Account credential data breaches can be detrimental to people who reuse passwords for multiple accounts or have similar passwords to other accounts, said Wade Williamson, security analyst of Palo Alto Networks, a Santa Clara, Calif.-based network security company.
"From the end-users perspective, there is more of a concern about using a similar password on the Internet," Williamson said. "If you do what a lot of us do and reuse similar themed passwords, things can get dicey. You will have to go out and have to change many passwords for accounts."
While businesses can use hashing to protect data, a process known as "salting" makes cracking passwords more difficult. Salting is essentially attaching a series of random digits to the end of each hashed password.

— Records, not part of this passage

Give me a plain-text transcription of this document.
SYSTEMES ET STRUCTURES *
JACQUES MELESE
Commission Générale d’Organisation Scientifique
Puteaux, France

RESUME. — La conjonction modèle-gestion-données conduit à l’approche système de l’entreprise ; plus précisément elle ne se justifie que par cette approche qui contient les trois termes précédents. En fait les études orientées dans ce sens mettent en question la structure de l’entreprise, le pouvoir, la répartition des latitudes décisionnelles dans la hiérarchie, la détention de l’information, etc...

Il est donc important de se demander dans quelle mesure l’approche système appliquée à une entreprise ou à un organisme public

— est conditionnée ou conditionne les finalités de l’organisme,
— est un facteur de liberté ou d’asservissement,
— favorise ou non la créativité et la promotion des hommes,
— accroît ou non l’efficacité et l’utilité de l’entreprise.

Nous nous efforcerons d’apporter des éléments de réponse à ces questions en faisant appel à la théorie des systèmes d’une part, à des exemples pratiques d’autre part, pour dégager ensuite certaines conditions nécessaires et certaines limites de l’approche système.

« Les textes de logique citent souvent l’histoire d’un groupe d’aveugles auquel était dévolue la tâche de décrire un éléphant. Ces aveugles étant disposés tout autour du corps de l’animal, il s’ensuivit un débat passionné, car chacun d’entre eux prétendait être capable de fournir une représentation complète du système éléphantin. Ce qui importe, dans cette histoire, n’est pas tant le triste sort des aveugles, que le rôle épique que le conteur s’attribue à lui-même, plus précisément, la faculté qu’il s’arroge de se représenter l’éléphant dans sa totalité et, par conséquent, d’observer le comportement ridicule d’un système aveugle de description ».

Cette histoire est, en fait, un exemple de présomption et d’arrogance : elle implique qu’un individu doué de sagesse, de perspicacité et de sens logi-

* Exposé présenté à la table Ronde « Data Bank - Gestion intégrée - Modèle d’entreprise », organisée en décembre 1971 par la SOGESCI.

NEXT: Salting, Hashing Not Enough ProtectionJoshua Corman, director of security intelligence at Akamai Technologies, a Cambridge, Mass., Internet content delivery network company, believes salting and hashing should be a requirement for most businesses because it is a security best practice. But, even hashing and salting isn't a silver bullet, Corman said.
"Given compute powers, these methods aren't fool proof, and the consumer can only do so much to limit their exposure," Corman said.
Having a strong password as well as a different password for various accounts help boost security, but Corman advises people consider using different email addresses for more sensitive accounts, such as those at banks and other financial firms.
"It's often intelligent to use different email addresses for different levels of sensitivity of accounts," said Corman. "While you cannot control the operational security password, as you give your email and password, you can control what you can give to [companies] in the first place."
In addition to better password protections, Ubisoft and other businesses need to take measures to better protect Web applications and monitor Internet-facing systems to detect suspicious activity, Palo Alto Networks' Williamson said.
"The only thing that will be preventative is better security on the front end," said Williamson. "Ubisoft was hacked through their public sites, and there was some vulnerability in one of their Internet-facing sites."
Breaches are inevitable, Corman said, adding that businesses need to use security incidents to advocate for stronger security measures.
"These kinds of failures are fairly common, and it's better to treat these as catalysts to improve on the supplier and end-user side instead of looking to block or shame the company," said Corman. "Everybody can have operational security failures but it's better to treat them as a chance and nudge to make improvements."